There are some things you just absorb in life, some things you don’t think about until later and you realize these were the special moments that have incredible meaning.
Like saying goodbye.
I remember the family visits to grandparents and cousins and far away friends and as those visits came to an end, there was a feeling that would come over us. Not a “pall” like poets would write, but a cloud. A cloud of anticipation, of readiness, of regret and of hope for one more moment with the people we loved.
In my memories, I can see us always gathered at the curb. In front of whatever home, no matter what the weather. We’d slowly gravitate toward our places — those of us who would be traveling would aim for our side of the car and our relatives would circle us, and we’d make some last minute comments about the visit or funny moments or things we promised to do when we got home. And then came the hugs.
My grandmothers — each of them — would always give us kids extra hugs and kisses. And we’d all stall a bit, lengthening our time together, until we’d break apart and wave and yell our goodbyes out the car windows until we could no longer see the waving hands and tears of some.
As the years would go by, my maternal grandmother would always say, “This isn’t goodbye” and I remember asking my mother why she used that phrase. Mom explained that we never knew when our last moment would be with each other, so rather than think of moments as the final ones, “this isn’t goodbye” meant that we looked forward to our next moments together.

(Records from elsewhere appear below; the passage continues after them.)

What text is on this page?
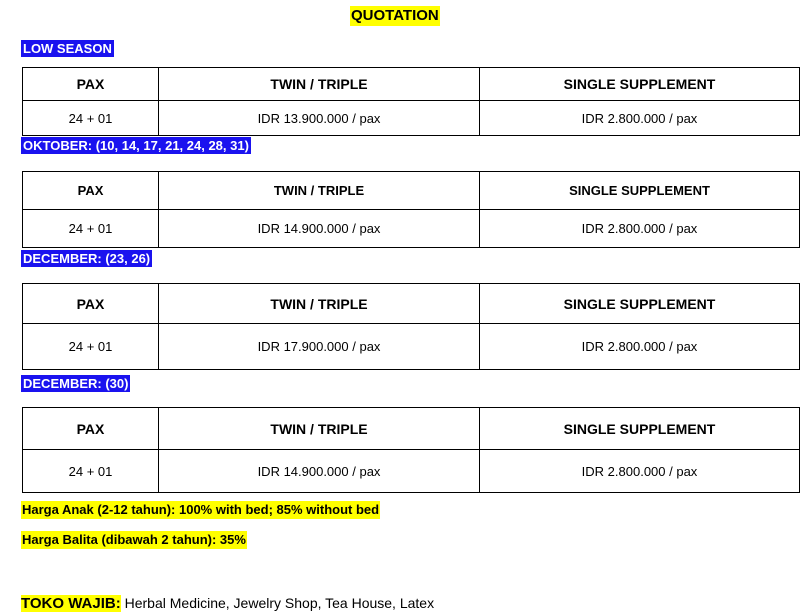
QUOTATION
LOW SEASON
PAX	TWIN / TRIPLE	SINGLE SUPPLEMENT
24 + 01	IDR 13.900.000 / pax	IDR 2.800.000 / pax
OKTOBER: (10, 14, 17, 21, 24, 28, 31)
PAX	TWIN / TRIPLE	SINGLE SUPPLEMENT
24 + 01	IDR 14.900.000 / pax	IDR 2.800.000 / pax
DECEMBER: (23, 26)
PAX	TWIN / TRIPLE	SINGLE SUPPLEMENT
24 + 01	IDR 17.900.000 / pax	IDR 2.800.000 / pax
DECEMBER: (30)
PAX	TWIN / TRIPLE	SINGLE SUPPLEMENT
24 + 01	IDR 14.900.000 / pax	IDR 2.800.000 / pax
Harga Anak (2-12 tahun): 100% with bed; 85% without bed
Harga Balita (dibawah 2 tahun): 35%
TOKO WAJIB: Herbal Medicine, Jewelry Shop, Tea House, Latex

I was blessed to hear “this isn’t goodbye” for many visits and Mom was right: That made each moment special. Each parting was immediately turned into the thought of our next time together.
Even when my grandmother was frail and made the effort to fly to see us, we’d make special arrangements at the airport to be the first ones to greet her and the last ones she saw before she boarded her flight. And even when I was out of college and proud to be an independent working woman, I could count on the fact that my family would hold on tight until the very last minute when it was time for us to say our farewells.
That’s called love. That’s called family. And for me, it’s one of the greatest gifts I can pass along to my children. No matter how old you are, no matter how frail I become, I want to hold you close to me until the very last second. Because I love you so incredibly much that I never, ever want to say goodbye.